4. Concealed weapons have been a topic of debate for several years in our state. Do you favor legislation that would allow law-abiding citizens the right to carry concealed weapons?

I have consistently supported second amendment rights. As a result, I have an "A" rating from the NRA and have supported legislation allowing law-abiding citizens the right to carry concealed weapons.

5. Health care costs continue to skyrocket. What can we do on a state level to help our senior citizens and residents as a whole to be able to afford the necessary medication and treatment?

The cost of prescription drugs and health care in general has skyrocketed. We initiated a Senior Prescription Drug Plan last year during the special session that helps our most needy seniors. That program needs to be expanded to include even more seniors. The cost of drugs has increased drastically. "Designer" drugs and advertising have added to this problem. Although the cost has increased here, some of these drugs can keep a patient from costly procedures later if the drug is used for prevention. Monitoring that savings is important to determine how we as legislators proceed. The cost of health care plans has made them unaffordable to many of our residents, but the cost is even more disastrous to the uninsured. We passed the MC+ program to help uninsured children and we need to examine how to expand that plan to include affordable insurance for all. No one should have to choose between putting food on the table and the prescription drugs they need.

6. Why should I vote for you? Please name and explain one top platform issue that makes you the best candidate for the job.

For four years in the Missouri House of Representatives I have tried to get things done by finding common ground and building bridges.
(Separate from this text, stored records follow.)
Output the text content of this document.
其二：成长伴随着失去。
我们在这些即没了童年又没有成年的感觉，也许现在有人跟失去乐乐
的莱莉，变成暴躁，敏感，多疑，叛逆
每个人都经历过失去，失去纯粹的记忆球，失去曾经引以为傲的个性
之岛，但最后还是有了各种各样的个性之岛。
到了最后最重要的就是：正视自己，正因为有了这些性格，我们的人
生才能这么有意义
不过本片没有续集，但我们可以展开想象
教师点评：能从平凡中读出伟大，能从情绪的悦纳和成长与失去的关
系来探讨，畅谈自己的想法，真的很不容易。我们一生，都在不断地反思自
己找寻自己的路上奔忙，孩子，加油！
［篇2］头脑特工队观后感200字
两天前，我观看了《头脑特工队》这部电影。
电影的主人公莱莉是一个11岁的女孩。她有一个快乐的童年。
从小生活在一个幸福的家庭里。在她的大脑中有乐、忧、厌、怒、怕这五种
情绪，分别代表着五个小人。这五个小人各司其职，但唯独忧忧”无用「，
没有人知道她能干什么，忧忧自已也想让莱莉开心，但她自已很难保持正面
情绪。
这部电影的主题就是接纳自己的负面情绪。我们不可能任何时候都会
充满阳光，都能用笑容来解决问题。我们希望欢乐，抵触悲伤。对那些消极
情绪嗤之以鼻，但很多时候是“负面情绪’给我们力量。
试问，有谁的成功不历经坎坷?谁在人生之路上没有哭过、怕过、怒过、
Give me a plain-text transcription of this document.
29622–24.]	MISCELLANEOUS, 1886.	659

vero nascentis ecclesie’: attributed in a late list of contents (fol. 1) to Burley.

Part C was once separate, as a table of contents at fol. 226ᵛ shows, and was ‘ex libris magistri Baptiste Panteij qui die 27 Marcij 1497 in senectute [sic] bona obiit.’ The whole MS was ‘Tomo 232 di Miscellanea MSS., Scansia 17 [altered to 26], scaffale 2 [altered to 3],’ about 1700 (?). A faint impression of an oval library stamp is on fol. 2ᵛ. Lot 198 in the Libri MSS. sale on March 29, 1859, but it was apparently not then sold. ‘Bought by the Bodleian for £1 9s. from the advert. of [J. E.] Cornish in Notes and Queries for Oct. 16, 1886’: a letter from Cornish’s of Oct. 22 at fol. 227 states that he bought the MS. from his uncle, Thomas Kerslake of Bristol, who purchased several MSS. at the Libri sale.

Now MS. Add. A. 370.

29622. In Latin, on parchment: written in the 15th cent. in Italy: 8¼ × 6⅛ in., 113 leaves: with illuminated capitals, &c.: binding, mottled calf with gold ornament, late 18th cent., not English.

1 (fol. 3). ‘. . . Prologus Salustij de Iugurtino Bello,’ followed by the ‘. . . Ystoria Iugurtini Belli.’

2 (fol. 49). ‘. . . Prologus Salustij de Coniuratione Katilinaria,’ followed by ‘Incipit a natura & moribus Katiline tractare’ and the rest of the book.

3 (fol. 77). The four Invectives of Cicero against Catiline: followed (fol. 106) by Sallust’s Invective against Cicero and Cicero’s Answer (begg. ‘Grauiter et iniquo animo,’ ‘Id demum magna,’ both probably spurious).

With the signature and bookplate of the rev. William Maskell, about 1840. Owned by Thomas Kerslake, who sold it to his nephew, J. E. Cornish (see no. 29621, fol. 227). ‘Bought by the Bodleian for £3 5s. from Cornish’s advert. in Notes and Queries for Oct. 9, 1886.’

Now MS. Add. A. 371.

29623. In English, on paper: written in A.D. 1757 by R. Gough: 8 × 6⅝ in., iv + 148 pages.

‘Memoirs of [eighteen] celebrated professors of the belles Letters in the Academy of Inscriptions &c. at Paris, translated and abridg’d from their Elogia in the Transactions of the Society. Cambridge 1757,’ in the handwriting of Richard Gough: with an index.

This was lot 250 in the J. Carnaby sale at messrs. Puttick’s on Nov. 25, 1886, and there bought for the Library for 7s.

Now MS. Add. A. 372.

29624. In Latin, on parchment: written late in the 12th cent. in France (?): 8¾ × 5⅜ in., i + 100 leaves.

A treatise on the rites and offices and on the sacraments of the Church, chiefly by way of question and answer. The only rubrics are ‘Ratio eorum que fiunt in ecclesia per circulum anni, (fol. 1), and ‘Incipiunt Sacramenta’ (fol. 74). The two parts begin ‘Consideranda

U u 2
Some of our very best legislators have represented rural areas. Men such as Norman Merrell and Joe Maxwell in the Senate as well as Jim Sears and Karl DeMarce from Scotland County, built their reputations on their ability to build coalitions and work with all people. Following in their footsteps, I have had over 150 members of the legislature visit the district, many for the first time, to discuss important subjects such as transportation, education, economic development, health care and agriculture. The results have been astounding. The first of eight forums we held was in 1999 in Canton. The subject was transportation and many legislators present that day drove there on U.S. Hwy. 61. For some it was the first time. Many of them went on to vote for funding for U.S. 61, even those from urban areas. It takes a legislator who has the ability to find a way to draw votes from all across the State to get important things done in our area. I have proven my ability to do this time and time again. It takes a team effort to do anything worthwhile. I have a game plan for Northeast Missouri. I hope you will allow me to continue what I've started.